In early March 1965, when I was a junior at Northern Illinois University near Chicago, I walked through our student union one evening and saw a bus with a sign reading “March in Selma, Alabama.” Several students, both African American and white, were trying to recruit as many of us as possible to travel to that protest march to be led by Dr. Martin Luther King, Jr.

I walked back and forth for about a half hour, trying to decide if I wanted to go. I was certainly angry enough about how many places in the South were disobeying or ignoring the guidelines of the 1964 Civil Rights Act and how many protests were already underway. But in the end, I didn’t get on that bus and to this day, I still have regrets. I also wonder what direction my life might have taken if I had become a protester or activist.

And then two weeks ago, after the tragic murder of George Floyd in Minneapolis, pleading “I Can’t Breathe,” I missed another opportunity to march when a group of Fairfield’s non-violent protesters rallied, and was very disappointed in myself again. That day would have given me the chance to truly be a part of a long overdue movement to acknowledge that Black Lives Matter, and they deserve to be honored and respected.

As I watched the footage of our committed protesters on the Fairfield Green, I realized that I could not remain silent in the wake of this inhumane treatment by a police officer. And if there are more opportunities to speak out or be visible, I hope to become involved.

The death of George Floyd, coupled with the same treatment toward Eric Garner in New York and a host of other African American victims around the United States, who were allegedly singled out as targets in adversarial situations with the police, finally pushed Americans of all races and creeds over the edge. Millions of people worldwide could no longer stand idly by while the lives and rights of African Americans are being trivialized on our nation’s streets.

Yes, there were some activists who chose a more violent path, but those individuals or groups were a minority compared to the legions of non-violent marchers, who began their crusade on the day of George Floyd’s death and have continued to march more than 2 weeks later. And their voices are finally reaching municipal, state and federal legislators, who really should have acknowledged long ago that Black Lives Must Matter.

In the last two weeks, I have heard many people commenting about why there is such a groundswell of people speaking out and shouting out now for equal treatment of African Americans by the police. My opinion is that if not now, when will there be another opportunity to make things right?

The people who are marching peacefully have not ignored George Floyd’s last words, “I can’t breathe,” and appear to have no intention of stopping. They have seized the moment to ask once and for all, “When will the police treat African Americans suspected of crime with the same kind of dignity as whites?
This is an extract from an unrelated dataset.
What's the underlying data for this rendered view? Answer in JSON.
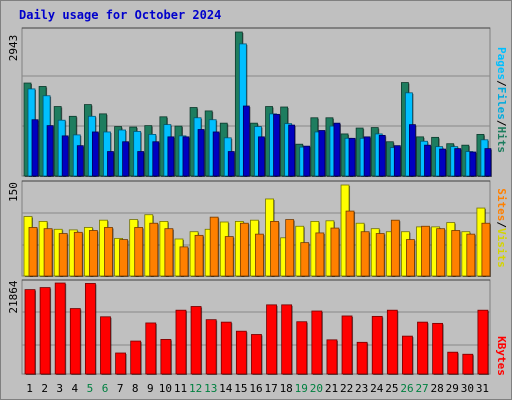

When will deadly choke holds be outlawed? When will the “trigger” of unexpected behavior by an alleged African American lawbreaker not result in a police officer pulling a trigger that takes a life?

These protesters are demanding answers to those questions today to municipal, state and national legislators. And they don’t just want answers. These marchers want actions and legislation. Charges and arrests should no longer be overturned by union power that easily restores police officers whose behavior toward African American men or women goes beyond the boundaries of racial profiling.

George Floyd’s death not only screamed “I can’t breathe,” his death became the long-overdue catalyst for people of all races and cultures to say, “Enough! All black lives matter. All black lives must be treated with respect and dignity by law enforcement.”

I read this week that Governor Lamont had signed an executive order to “reform state police, banning chokeholds, mandating intervention and written reports for excessive force, and requiring the creation of a public portal with town-specific data on when force is used by police. Clearly he heard the message of protesters in towns like ours across the state.

And legislation is underway in the House to toughen up on inappropriate law enforcement behavior now and not 50 years from now.

I am proud to support any continued peaceful protests and will look for opportunities this summer to become involved where I can. I am happy to affirm, more than 55 years after I missed the bus to the Selma march, that Black Lives Do Matter.